Family Relationships

Developing family relationships can be a challenge for any family, whether it is a blended family with step-parents, a single parent family, an extended family, or a so-called “normal family” with two parents and one or more children. What is insidious about difficulties with family relationships is that family members often feel that it should be easy to have a functional family life, when in reality, it very rarely is. Here are a few things to consider when it comes to building family relationships.

Every Family Member Is a Different Person

While it is nice to think of a family as a single unit, the reality is that every family member is a different person with their own unique thoughts, feelings, hopes, dreams and fears. It’s natural for parents to assume that their children will have desires in line with their own; when that doesn’t happen, the parents often feel betrayed. Similarly, children may grow up assuming it is their parents’ duty to nurture and support them; if the children’s needs come into conflict with the parents’ wants, they too may feel betrayed. It’s important for each family member to recognize every other member’s autonomy. That doesn’t mean let your kids do whatever they want, or accept it when parents shirk their responsibilities. It simply means that everyone should respect each other as people.

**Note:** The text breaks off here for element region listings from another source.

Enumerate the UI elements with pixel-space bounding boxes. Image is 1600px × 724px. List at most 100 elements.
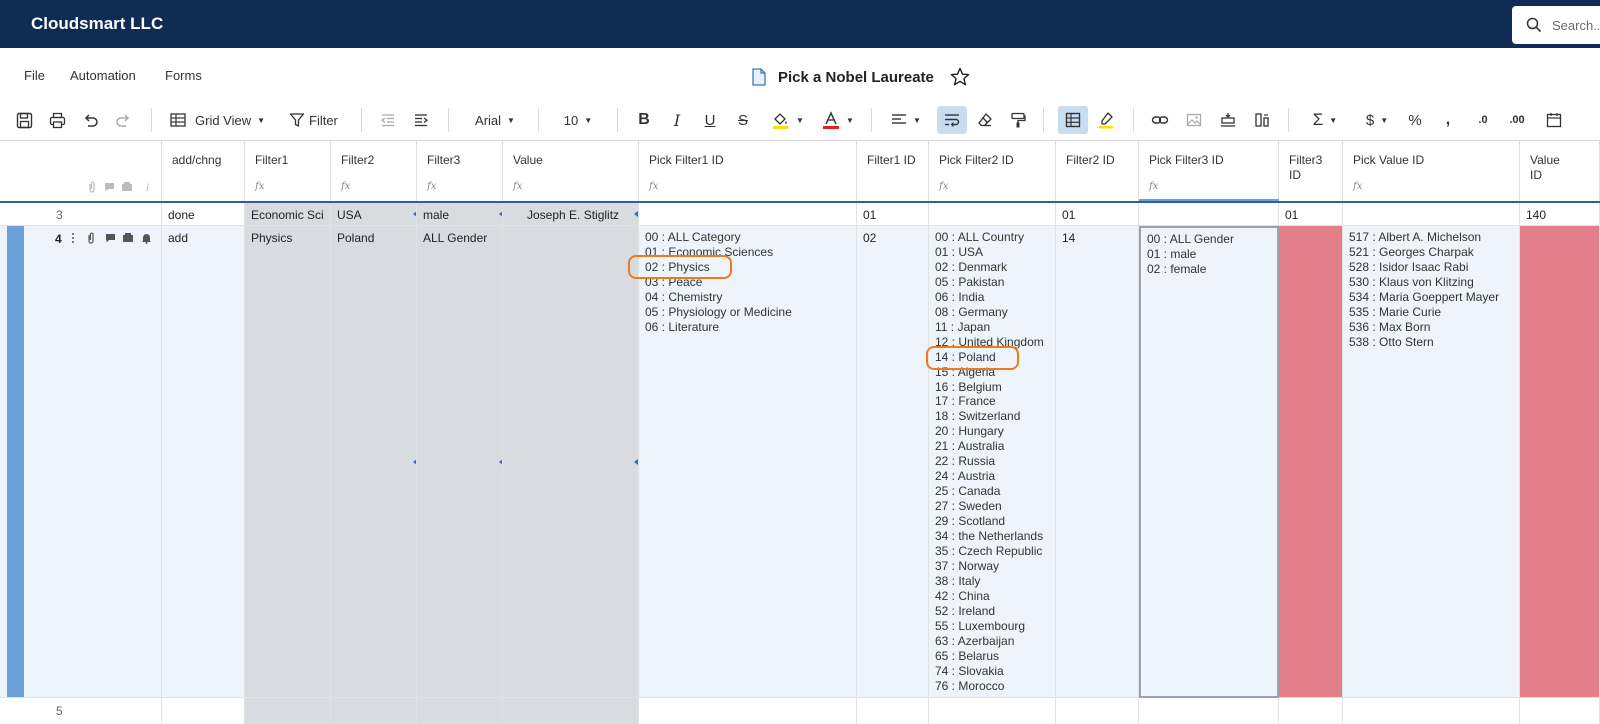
date-format-button[interactable]	[1544, 109, 1564, 131]
comment-icon	[105, 183, 114, 192]
column-header-pick-filter1-id[interactable]: Pick Filter1 ID fx	[639, 141, 857, 201]
wrap-text-button[interactable]	[937, 106, 967, 134]
cell-value-id[interactable]	[1520, 226, 1600, 698]
column-header-pick-filter3-id[interactable]: Pick Filter3 ID fx	[1139, 141, 1279, 201]
cell-filter2-id[interactable]	[1056, 698, 1139, 724]
cell-filter2[interactable]: Poland	[331, 226, 417, 698]
menu-forms[interactable]: Forms	[165, 68, 202, 83]
cell-pick-value-id[interactable]	[1343, 698, 1520, 724]
cell-value-id[interactable]	[1520, 698, 1600, 724]
cell-pick-value-id[interactable]	[1343, 203, 1520, 226]
cell-pick-filter1-id[interactable]: 00 : ALL Category 01 : Economic Sciences…	[639, 226, 857, 698]
cell-filter3-id[interactable]	[1279, 226, 1343, 698]
cell-filter2-id[interactable]: 01	[1056, 203, 1139, 226]
attachment-icon	[89, 181, 95, 193]
increase-decimal-button[interactable]: .00	[1506, 109, 1528, 131]
cell-filter3-id[interactable]: 01	[1279, 203, 1343, 226]
search-input[interactable]: Search...	[1552, 18, 1600, 33]
column-header-value-id[interactable]: Value ID	[1520, 141, 1600, 201]
fill-color-button[interactable]: ▼	[768, 109, 808, 131]
column-header-filter3-id[interactable]: Filter3 ID	[1279, 141, 1343, 201]
sheet-title[interactable]: Pick a Nobel Laureate	[778, 69, 934, 86]
sum-dropdown[interactable]: Σ ▼	[1305, 109, 1345, 131]
cell-filter3[interactable]	[417, 698, 503, 724]
decrease-decimal-button[interactable]: .0	[1472, 109, 1494, 131]
cell-pick-filter1-id[interactable]	[639, 698, 857, 724]
cell-pick-filter2-id[interactable]: 00 : ALL Country 01 : USA 02 : Denmark 0…	[929, 226, 1056, 698]
currency-dropdown[interactable]: $ ▼	[1357, 109, 1397, 131]
column-header-filter1[interactable]: Filter1 fx	[245, 141, 331, 201]
align-dropdown[interactable]: ▼	[886, 109, 926, 131]
cell-pick-filter3-id[interactable]: 00 : ALL Gender 01 : male 02 : female	[1139, 226, 1279, 698]
cell-filter3-id[interactable]	[1279, 698, 1343, 724]
row-header[interactable]: 5	[0, 698, 162, 724]
column-header-filter3[interactable]: Filter3 fx	[417, 141, 503, 201]
cell-filter1[interactable]: Economic Sci	[245, 203, 331, 226]
cell-add-chng[interactable]	[162, 698, 245, 724]
column-header-pick-value-id[interactable]: Pick Value ID fx	[1343, 141, 1520, 201]
cell-pick-filter3-id[interactable]	[1139, 698, 1279, 724]
cell-filter1[interactable]: Physics	[245, 226, 331, 698]
cell-filter1-id[interactable]: 01	[857, 203, 929, 226]
column-header-filter2[interactable]: Filter2 fx	[331, 141, 417, 201]
cell-filter2[interactable]: USA	[331, 203, 417, 226]
fill-color-icon	[773, 113, 789, 129]
row-header[interactable]: 3	[0, 203, 162, 226]
strikethrough-button[interactable]: S	[733, 109, 753, 131]
favorite-star-icon[interactable]	[950, 67, 970, 87]
cell-value[interactable]: Joseph E. Stiglitz	[503, 203, 639, 226]
outdent-button[interactable]	[378, 109, 398, 131]
column-header-value[interactable]: Value fx	[503, 141, 639, 201]
grid-view-dropdown[interactable]: Grid View ▼	[170, 109, 274, 131]
menu-file[interactable]: File	[24, 68, 45, 83]
highlight-changes-button[interactable]	[1096, 109, 1116, 131]
search-box[interactable]: Search...	[1512, 6, 1600, 44]
bold-button[interactable]: B	[634, 109, 654, 131]
thousands-separator-button[interactable]: ,	[1438, 109, 1458, 131]
underline-button[interactable]: U	[700, 109, 720, 131]
cell-filter2-id[interactable]: 14	[1056, 226, 1139, 698]
clear-format-button[interactable]	[975, 109, 995, 131]
cell-value[interactable]	[503, 698, 639, 724]
format-painter-button[interactable]	[1008, 109, 1028, 131]
cell-add-chng[interactable]: done	[162, 203, 245, 226]
menu-automation[interactable]: Automation	[70, 68, 136, 83]
cell-pick-filter3-id[interactable]	[1139, 203, 1279, 226]
cell-value[interactable]	[503, 226, 639, 698]
cell-filter1-id[interactable]: 02	[857, 226, 929, 698]
column-header-filter2-id[interactable]: Filter2 ID	[1056, 141, 1139, 201]
text-color-button[interactable]: ▼	[818, 109, 858, 131]
company-name[interactable]: Cloudsmart LLC	[31, 14, 163, 34]
cell-filter3[interactable]: ALL Gender	[417, 226, 503, 698]
cell-pick-value-id[interactable]: 517 : Albert A. Michelson 521 : Georges …	[1343, 226, 1520, 698]
column-header-add-chng[interactable]: add/chng	[162, 141, 245, 201]
insert-image-button[interactable]	[1184, 109, 1204, 131]
percent-button[interactable]: %	[1405, 109, 1425, 131]
freeze-columns-button[interactable]	[1252, 109, 1272, 131]
cell-value-id[interactable]: 140	[1520, 203, 1600, 226]
redo-button[interactable]	[113, 109, 133, 131]
row-header[interactable]: 4	[0, 226, 162, 698]
cell-add-chng[interactable]: add	[162, 226, 245, 698]
cell-filter1[interactable]	[245, 698, 331, 724]
column-header-pick-filter2-id[interactable]: Pick Filter2 ID fx	[929, 141, 1056, 201]
save-button[interactable]	[14, 109, 34, 131]
filter-button[interactable]: Filter	[289, 109, 343, 131]
cell-filter1-id[interactable]	[857, 698, 929, 724]
font-size-dropdown[interactable]: 10 ▼	[556, 109, 600, 131]
link-button[interactable]	[1150, 109, 1170, 131]
cell-filter3[interactable]: male	[417, 203, 503, 226]
cell-filter2[interactable]	[331, 698, 417, 724]
column-header-filter1-id[interactable]: Filter1 ID	[857, 141, 929, 201]
undo-button[interactable]	[80, 109, 100, 131]
freeze-rows-button[interactable]	[1218, 109, 1238, 131]
print-button[interactable]	[47, 109, 67, 131]
cell-pick-filter2-id[interactable]	[929, 698, 1056, 724]
formula-icon: fx	[649, 181, 659, 192]
cell-pick-filter2-id[interactable]	[929, 203, 1056, 226]
italic-button[interactable]: I	[667, 109, 687, 131]
indent-button[interactable]	[411, 109, 431, 131]
gridlines-button[interactable]	[1058, 106, 1088, 134]
font-family-dropdown[interactable]: Arial ▼	[466, 109, 524, 131]
cell-pick-filter1-id[interactable]	[639, 203, 857, 226]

Each Family Member May Have Their Own Issues

None of us can be the perfect parent or child. Unfortunately, some people may have internal issues that are so strong that they interfere with their ability to be part of a supportive family unit. Parents may be narcissistic, insecure or insensitive. Children may be manipulative, apathetic or lazy. Each family member should do the best they can, but recognize that they are limited by what their fellow family members are capable of, and not blame themselves for what they cannot change.

Family Is Forever

Remember that you will probably have your family members with you for your entire life, or a good portion of it. Do your best to be a supportive member of the family, but recognize your limitations and the limitations of fellow family members.